Friday. Marks a week of calls, creative adjustments and new plans for move of “stuff”. I didn’t anticipate those processes being more of a challenge than transporting the family pet across several states and many hours. Chalk it all up to doable challenge I suppose.
Overtime equates to the work week not being over at the close of today. Had the normal 40 hours for this gig been in effect, I would have gotten to leave yesterday at noon. I’ve decided it will be easier to embrace this week into the next two work weeks as a unit of time that won’t be measured in hours but rather in conclusions of tasks. We’ll see if that masks the other ways I would otherwise choose to spend my non-work time.
As the Universe smiles upon me, reminding me to see humor in things large and small, I just opened a “Recognition of Service” thank-you card from my employer. Early February would mark my 17th year of service.
This week also brought about a daily text exchange with someone who’d been out of touch for a number of years. The brief interlude has been fun, past shared experiences recalled, through as few as a handful of words that spark the reason we possibly connected originally.
Day 14 into the month. Places and faces encountered as potential lasts for some time to come. Heightened focus on the conversation, laughter, the choice and taste of the meal, the space, the people wandering from here to there, and the embrace.
I’m fortunate that there will be more times to chat with H before I hit the road.
Daniel, one of the CS3 crew that makes the space the space, was a potential long-term good-bye. So glad he was at our table, offering his usual spirit and attentiveness.
These IN people and spaces are part of me, extensions of my good life.
Spinning tunes, vinyl and CD, desiring to fill quiet.

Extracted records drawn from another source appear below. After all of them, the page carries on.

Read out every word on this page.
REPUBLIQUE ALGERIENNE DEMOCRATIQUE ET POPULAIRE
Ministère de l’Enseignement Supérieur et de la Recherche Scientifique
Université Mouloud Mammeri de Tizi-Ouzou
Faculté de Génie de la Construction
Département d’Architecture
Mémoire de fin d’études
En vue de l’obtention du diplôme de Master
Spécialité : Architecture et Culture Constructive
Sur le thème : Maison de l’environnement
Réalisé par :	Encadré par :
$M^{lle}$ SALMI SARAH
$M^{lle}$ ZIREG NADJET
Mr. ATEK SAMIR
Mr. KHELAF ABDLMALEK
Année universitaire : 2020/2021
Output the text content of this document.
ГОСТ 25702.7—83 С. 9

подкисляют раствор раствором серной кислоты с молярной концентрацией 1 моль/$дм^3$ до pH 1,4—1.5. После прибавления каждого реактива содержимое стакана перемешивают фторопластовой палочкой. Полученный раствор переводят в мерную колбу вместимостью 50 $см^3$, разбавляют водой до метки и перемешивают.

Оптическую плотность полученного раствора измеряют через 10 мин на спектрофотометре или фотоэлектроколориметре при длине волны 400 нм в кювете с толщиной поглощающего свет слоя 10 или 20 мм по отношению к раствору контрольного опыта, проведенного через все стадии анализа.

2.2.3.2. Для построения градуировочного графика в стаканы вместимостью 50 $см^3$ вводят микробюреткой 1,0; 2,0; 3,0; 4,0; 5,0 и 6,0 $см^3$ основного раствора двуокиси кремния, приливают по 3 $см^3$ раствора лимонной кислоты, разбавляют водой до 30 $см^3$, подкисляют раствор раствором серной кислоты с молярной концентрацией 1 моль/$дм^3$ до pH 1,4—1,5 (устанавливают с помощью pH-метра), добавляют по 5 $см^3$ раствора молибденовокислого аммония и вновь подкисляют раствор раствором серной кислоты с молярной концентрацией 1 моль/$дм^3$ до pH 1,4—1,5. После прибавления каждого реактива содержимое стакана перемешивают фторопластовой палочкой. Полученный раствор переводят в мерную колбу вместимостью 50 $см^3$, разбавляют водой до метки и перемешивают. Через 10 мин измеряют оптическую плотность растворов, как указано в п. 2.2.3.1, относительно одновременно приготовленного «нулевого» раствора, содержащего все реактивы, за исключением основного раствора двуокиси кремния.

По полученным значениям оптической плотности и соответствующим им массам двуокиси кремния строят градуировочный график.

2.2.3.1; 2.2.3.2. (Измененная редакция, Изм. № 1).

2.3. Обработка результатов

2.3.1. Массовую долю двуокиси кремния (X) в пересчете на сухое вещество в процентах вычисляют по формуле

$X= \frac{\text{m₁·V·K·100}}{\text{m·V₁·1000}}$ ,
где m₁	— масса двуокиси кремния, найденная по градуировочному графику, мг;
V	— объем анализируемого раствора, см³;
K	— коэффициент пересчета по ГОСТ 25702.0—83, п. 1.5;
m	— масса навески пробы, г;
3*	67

Will lunch with a friend today before heading to a gathering on her behalf, a birthday celebration. The majority of us joining are part of a book club that has been going strong for over eight years. Not all of us have been involved that long, but with the exception of two, this friend was instrumental in each of us meeting. We have all become friends. I wonder does she know, the gift she has given us. Realized on her birthday.
My heart, broken in 2011 (dramatics aside, pangs and pains most definitely took up residence in my heart), has this day, August 25, 2015 been left in NC with my child. I wasn’t certain I would survive the jagged edges of grief these past few years; Now I wonder at embracing the jagged edges of joy for my child as I forge forward singularly.
Our phone conversation coming to a close, she says “Happy Mother’s Day”. I respond in kind with heartfelt measure. Disconnecting the call, my face crumbles, and there is it. Again. Loss. Grief. Longing. This memory recall within my center. Mom.
She feels it I know. How she is missed. Yet it is important she continues her healing journey toward peace, on that higher plain, joined by the others that are also missed.
I then stand here and will joy and gratitude to return.
And I wish all of my sisters, aunts, nieces, cousins, friends, as mothers or as mothered, here and beyond, a heartfelt Happy Mother’s Day.